“What’s that you say?”

“I say ’tis fine!” shouted Kuzma. And, turning aside and blinking away the welling tears, he began with trembling hands to roll himself a cigarette. But his thoughts had already grown confused. “The pilgrim is one of the people, but do not the eunuch and the teacher belong to the people? ’Tis only forty-five years since serfdom was abolished—so what can be expected of the people? Yes, but who is to blame for it? The people themselves. Russia under the Russian yoke; the Little Brothers[27] of divers sorts under the Turkish; the Galicians under the Austrians—and ’tis useless to say anything about the Poles. Hey there, thou great Slavonic family!” And Kuzma’s face once more lightened. Darting oblique glances about him on all sides, he began to twiddle his fingers, wring them, and crack their joints.

VII

HE alighted at the fourth station and hired a conveyance. At first the peasant drivers demanded seven rubles—it was twelve versts to Kazakovo—then they came down to five and a half. At last one of them said: “Give me a three-ruble note and I’ll drive you; otherwise, ’tis not worth wagging your tongue about. Times nowadays are not what they used to be.” But he was unable to maintain that tone, and added the customary phrase: “And, besides, fodder is dear.” And he drove, after all, for a ruble and a half. The mud was fathomless, impassable, the cart was tiny, the wretched little nag, barely alive, was as long-eared as an ass and extremely weak. When they had slowly emerged from the courtyard of the station, the peasant, seated on the side-rail, began to get impatient and jerked the rope reins as if he longed with his whole being to aid the horse.

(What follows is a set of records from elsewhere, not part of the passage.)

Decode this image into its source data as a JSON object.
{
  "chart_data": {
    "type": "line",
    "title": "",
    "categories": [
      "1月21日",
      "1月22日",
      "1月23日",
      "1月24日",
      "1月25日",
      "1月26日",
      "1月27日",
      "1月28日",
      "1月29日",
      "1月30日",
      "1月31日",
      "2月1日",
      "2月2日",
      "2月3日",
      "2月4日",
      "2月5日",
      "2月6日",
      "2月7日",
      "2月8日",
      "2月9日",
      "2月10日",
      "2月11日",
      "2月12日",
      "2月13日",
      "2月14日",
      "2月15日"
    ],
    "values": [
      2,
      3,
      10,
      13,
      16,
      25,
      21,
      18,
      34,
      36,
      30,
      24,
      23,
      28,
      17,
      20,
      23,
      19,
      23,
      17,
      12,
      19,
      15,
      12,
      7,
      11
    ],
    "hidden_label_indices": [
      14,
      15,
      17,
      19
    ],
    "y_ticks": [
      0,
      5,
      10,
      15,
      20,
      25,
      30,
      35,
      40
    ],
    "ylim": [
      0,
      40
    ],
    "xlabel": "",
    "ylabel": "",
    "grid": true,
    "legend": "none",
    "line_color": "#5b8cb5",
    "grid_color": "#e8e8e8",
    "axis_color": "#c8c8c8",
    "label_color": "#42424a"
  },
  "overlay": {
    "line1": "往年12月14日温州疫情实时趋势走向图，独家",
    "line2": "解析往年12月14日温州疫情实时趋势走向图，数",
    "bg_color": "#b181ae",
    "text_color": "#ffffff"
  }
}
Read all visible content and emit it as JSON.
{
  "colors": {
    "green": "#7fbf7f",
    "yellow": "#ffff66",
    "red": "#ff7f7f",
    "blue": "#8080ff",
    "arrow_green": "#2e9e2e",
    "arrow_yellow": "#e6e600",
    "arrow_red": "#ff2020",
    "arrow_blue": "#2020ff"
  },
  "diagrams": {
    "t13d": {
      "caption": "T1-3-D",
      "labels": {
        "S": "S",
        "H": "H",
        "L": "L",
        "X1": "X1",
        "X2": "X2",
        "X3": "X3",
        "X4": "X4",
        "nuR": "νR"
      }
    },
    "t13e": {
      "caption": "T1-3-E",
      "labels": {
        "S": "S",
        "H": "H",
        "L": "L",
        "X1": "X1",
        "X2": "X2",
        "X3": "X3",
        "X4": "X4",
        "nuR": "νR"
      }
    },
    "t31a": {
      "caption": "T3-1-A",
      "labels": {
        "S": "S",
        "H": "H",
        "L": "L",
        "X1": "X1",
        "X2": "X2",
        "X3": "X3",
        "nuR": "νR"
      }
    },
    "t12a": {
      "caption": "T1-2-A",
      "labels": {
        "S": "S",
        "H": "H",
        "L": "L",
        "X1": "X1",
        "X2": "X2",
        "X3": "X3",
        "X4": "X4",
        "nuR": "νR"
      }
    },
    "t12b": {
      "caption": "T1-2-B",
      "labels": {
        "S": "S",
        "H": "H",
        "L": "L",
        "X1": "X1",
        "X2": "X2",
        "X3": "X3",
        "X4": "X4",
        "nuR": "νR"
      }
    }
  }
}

At the station he had bragged “She can’t be held back,” and now he evidently felt ashamed. But the worst part of it all was—the man himself. Young, huge of build, fairly plump, he was clad in bast-shoes and white leg-wrappers, a short kazak coat girt with a strip of cloth, and an old peaked cap on his straight yellow hair. He emitted the smoky odour out of a chimneyless hut and of hemp—a regular husbandman of olden times, with a white beardless face, a swollen throat and a hoarse voice.

“What’s your name?” inquired Kuzma.

“I’m called Akhvanasiy.”

“Akhvanasiy!” said Kuzma angrily to himself. “And what else?”

“Menshoff.—Ho, get up there, antichrist!”

“Is it the evil malady?” And Kuzma indicated his throat with a nod.